Auch kann man sich nicht mit "Ich brauche seine Million gar nicht, ich weiß, dass ich's kann" rausreden. Denn erstens kann man das Geld, wenn man es selbst nicht braucht, kranken Kindern oder hungernden Afrikanern spenden. Und zweitens wäre eine kontrollierte Demonstration solcher Phänomene ein derart archaischer Paradigmenwechsel in der modernen Wissenschaft, wie es ihn vielleicht seit Galilei, Bohr und Einstein nicht gegeben hat. Der Menschheit dieses Wissen und diesen Fortschritt zu verweigern, wäre egoistisch und amoralisch.

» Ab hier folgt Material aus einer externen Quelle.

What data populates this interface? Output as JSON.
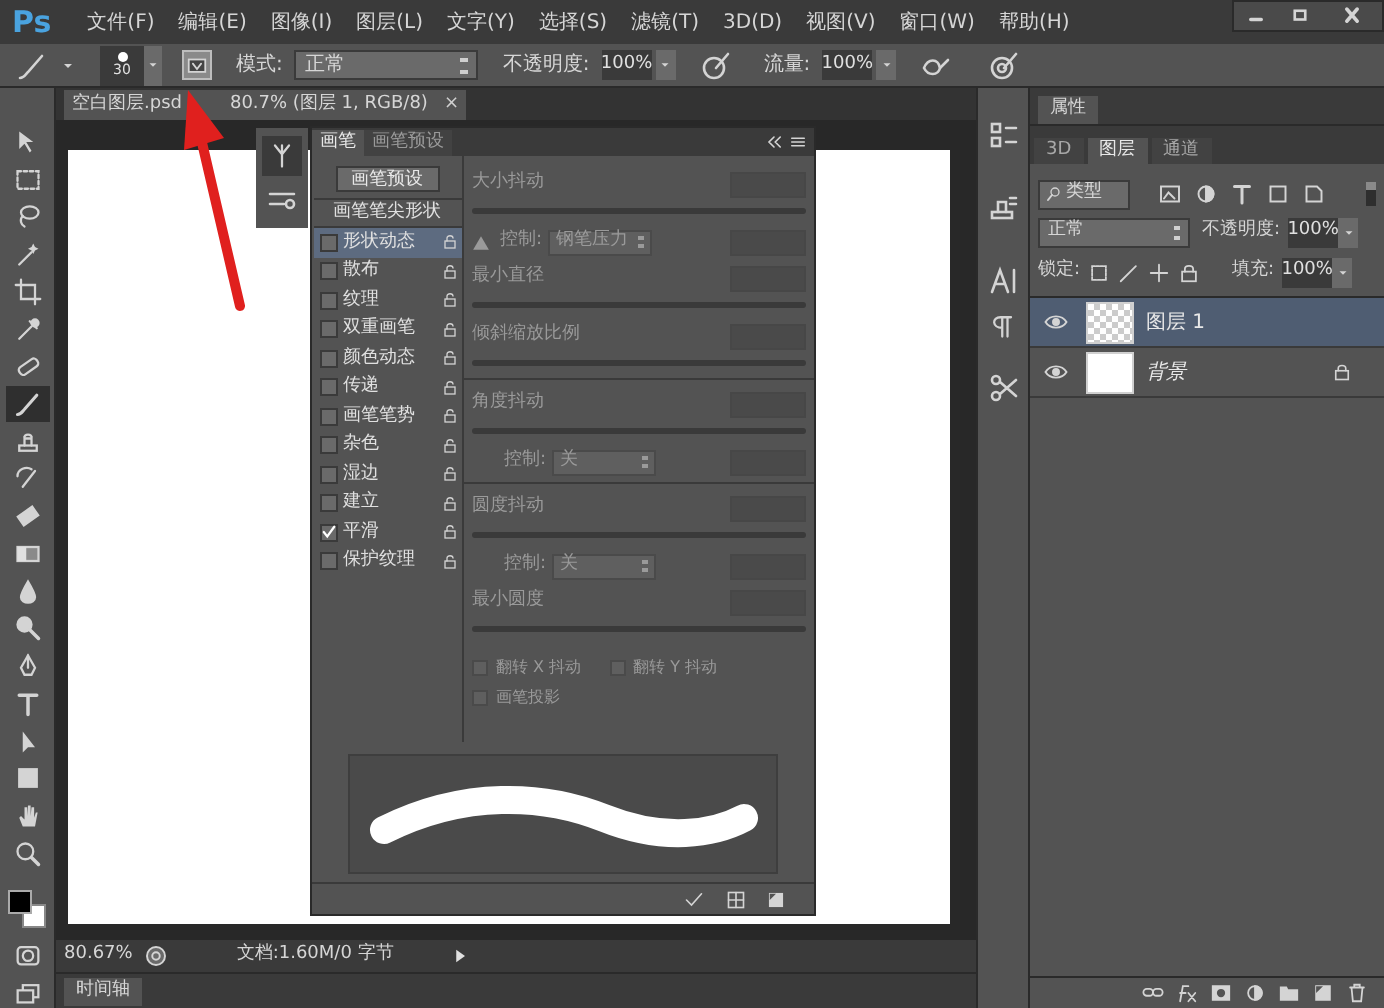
{
  "menu": {
    "logo": "Ps",
    "items": [
      "文件(F)",
      "编辑(E)",
      "图像(I)",
      "图层(L)",
      "文字(Y)",
      "选择(S)",
      "滤镜(T)",
      "3D(D)",
      "视图(V)",
      "窗口(W)",
      "帮助(H)"
    ]
  },
  "options_bar": {
    "brush_size": "30",
    "panel_toggle_on": true,
    "mode_label": "模式:",
    "mode": "正常",
    "opacity_label": "不透明度:",
    "opacity": "100%",
    "flow_label": "流量:",
    "flow": "100%"
  },
  "document_tab": {
    "name": "空白图层.psd",
    "info": "80.7% (图层 1, RGB/8)",
    "close": "×"
  },
  "tools": [
    {
      "kind": "move",
      "selected": false
    },
    {
      "kind": "marquee",
      "selected": false
    },
    {
      "kind": "lasso",
      "selected": false
    },
    {
      "kind": "wand",
      "selected": false
    },
    {
      "kind": "crop",
      "selected": false
    },
    {
      "kind": "eyedropper",
      "selected": false
    },
    {
      "kind": "heal",
      "selected": false
    },
    {
      "kind": "brush",
      "selected": true
    },
    {
      "kind": "stamp",
      "selected": false
    },
    {
      "kind": "history",
      "selected": false
    },
    {
      "kind": "eraser",
      "selected": false
    },
    {
      "kind": "gradient",
      "selected": false
    },
    {
      "kind": "blur",
      "selected": false
    },
    {
      "kind": "dodge",
      "selected": false
    },
    {
      "kind": "pen",
      "selected": false
    },
    {
      "kind": "type",
      "selected": false
    },
    {
      "kind": "select",
      "selected": false
    },
    {
      "kind": "shape",
      "selected": false
    },
    {
      "kind": "hand",
      "selected": false
    },
    {
      "kind": "zoom",
      "selected": false
    }
  ],
  "brush_panel": {
    "tabs": [
      {
        "label": "画笔",
        "selected": true
      },
      {
        "label": "画笔预设",
        "selected": false
      }
    ],
    "preset_button": "画笔预设",
    "tip_shape": "画笔笔尖形状",
    "options": [
      {
        "label": "形状动态",
        "checked": false,
        "selected": true
      },
      {
        "label": "散布",
        "checked": false,
        "selected": false
      },
      {
        "label": "纹理",
        "checked": false,
        "selected": false
      },
      {
        "label": "双重画笔",
        "checked": false,
        "selected": false
      },
      {
        "label": "颜色动态",
        "checked": false,
        "selected": false
      },
      {
        "label": "传递",
        "checked": false,
        "selected": false
      },
      {
        "label": "画笔笔势",
        "checked": false,
        "selected": false
      },
      {
        "label": "杂色",
        "checked": false,
        "selected": false
      },
      {
        "label": "湿边",
        "checked": false,
        "selected": false
      },
      {
        "label": "建立",
        "checked": false,
        "selected": false
      },
      {
        "label": "平滑",
        "checked": true,
        "selected": false
      },
      {
        "label": "保护纹理",
        "checked": false,
        "selected": false
      }
    ],
    "settings": [
      {
        "kind": "slider",
        "label": "大小抖动"
      },
      {
        "kind": "control",
        "label": "控制:",
        "value": "钢笔压力",
        "warning": true
      },
      {
        "kind": "slider",
        "label": "最小直径"
      },
      {
        "kind": "slider",
        "label": "倾斜缩放比例"
      },
      {
        "kind": "divider"
      },
      {
        "kind": "slider",
        "label": "角度抖动"
      },
      {
        "kind": "control",
        "label": "控制:",
        "value": "关",
        "warning": false
      },
      {
        "kind": "divider"
      },
      {
        "kind": "slider",
        "label": "圆度抖动"
      },
      {
        "kind": "control",
        "label": "控制:",
        "value": "关",
        "warning": false
      },
      {
        "kind": "slider",
        "label": "最小圆度"
      }
    ],
    "checkboxes": [
      {
        "label": "翻转 X 抖动",
        "checked": false
      },
      {
        "label": "翻转 Y 抖动",
        "checked": false
      },
      {
        "label": "画笔投影",
        "checked": false
      }
    ]
  },
  "layers_panel": {
    "header": "属性",
    "tabs": [
      {
        "label": "3D",
        "selected": false
      },
      {
        "label": "图层",
        "selected": true
      },
      {
        "label": "通道",
        "selected": false
      }
    ],
    "filter": "类型",
    "blend_mode": "正常",
    "opacity_label": "不透明度:",
    "opacity": "100%",
    "lock_label": "锁定:",
    "fill_label": "填充:",
    "fill": "100%",
    "layers": [
      {
        "name": "图层 1",
        "kind": "layer",
        "selected": true,
        "visible": true
      },
      {
        "name": "背景",
        "kind": "background",
        "selected": false,
        "visible": true
      }
    ]
  },
  "status_bar": {
    "zoom": "80.67%",
    "doc_info": "文档:1.60M/0 字节"
  },
  "timeline_tab": "时间轴"
}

Es drängt sich aus diesem Erfahrungsschatz also ein Schluss auf - es gibt schlicht keine übersinnlichen Phänomene. Keine immateriellen Sphären, keine Geister, keine heilenden Schwingungen, keine Gedankenübertragung, keine Telekinese. Die Welt ist hoffnungslos mechanisch. Nur beispielsweise und stellvertretend für den ganzen Rest seien hier die folgenden "Wunder" als durchaus profaner Natur entlarvt:

- die Seele wiegt nicht, wie es mal behauptet wurde, 21 Gramm: Vielmehr ist für die gemessene Gewichtsreduktion von 21 Gramm kurz nach dem Tod eines Menschen der vorübergehende Anstieg der Körpertemperatur verantwortlich, der durch die fehlende Kühlung durch die Lungen daherkommt. Dieser verursacht wiederum ein leicht vermehrtes Schwitzen, durch das die 21 Gramm Flüssigkeit aus dem Körper verdunsten,
- für Uri Gellers "Paradeeffekt" des Löffelverbiegens gibt es mehrere seit Jahren bekannte "herkömmliche" Methoden - gezeigt zB hier, hier und hier,
- Menschen, die vorgeben, sich mit dem "Jenseits" zu unterhalten, benutzen ebenfalls durchaus weltliche Methoden. Zentral ist insbesondere das sog. "Cold Reading" - das Beschaffen von Informationen durch Trickfragen - oder sogar das unverschämte sog. "Hot Reading" - das Besorgen dieser Infos insgeheim vor der Vorführung etwa durch Verwicklung des Besuchers in Gespräche mit unerkannt auftretenden Komplizen oder durch Verwenden seiner Kreditkartendaten, mit denen er das Ticket bezahlt hatte,
- die levitierenden Fakire sind schlicht Trickbetrüger.


Die Liste könnte endlos fortgesetzt werden. Jeder, der das Gegenteil behauptet, möge sich zum kontrollierten Test anmelden - oder, wie man bei einer anderen Gelegenheit sagt, "für immer schweigen". Brustvergrößerung durch Handauflegen klappt also doch nicht. Wie schade!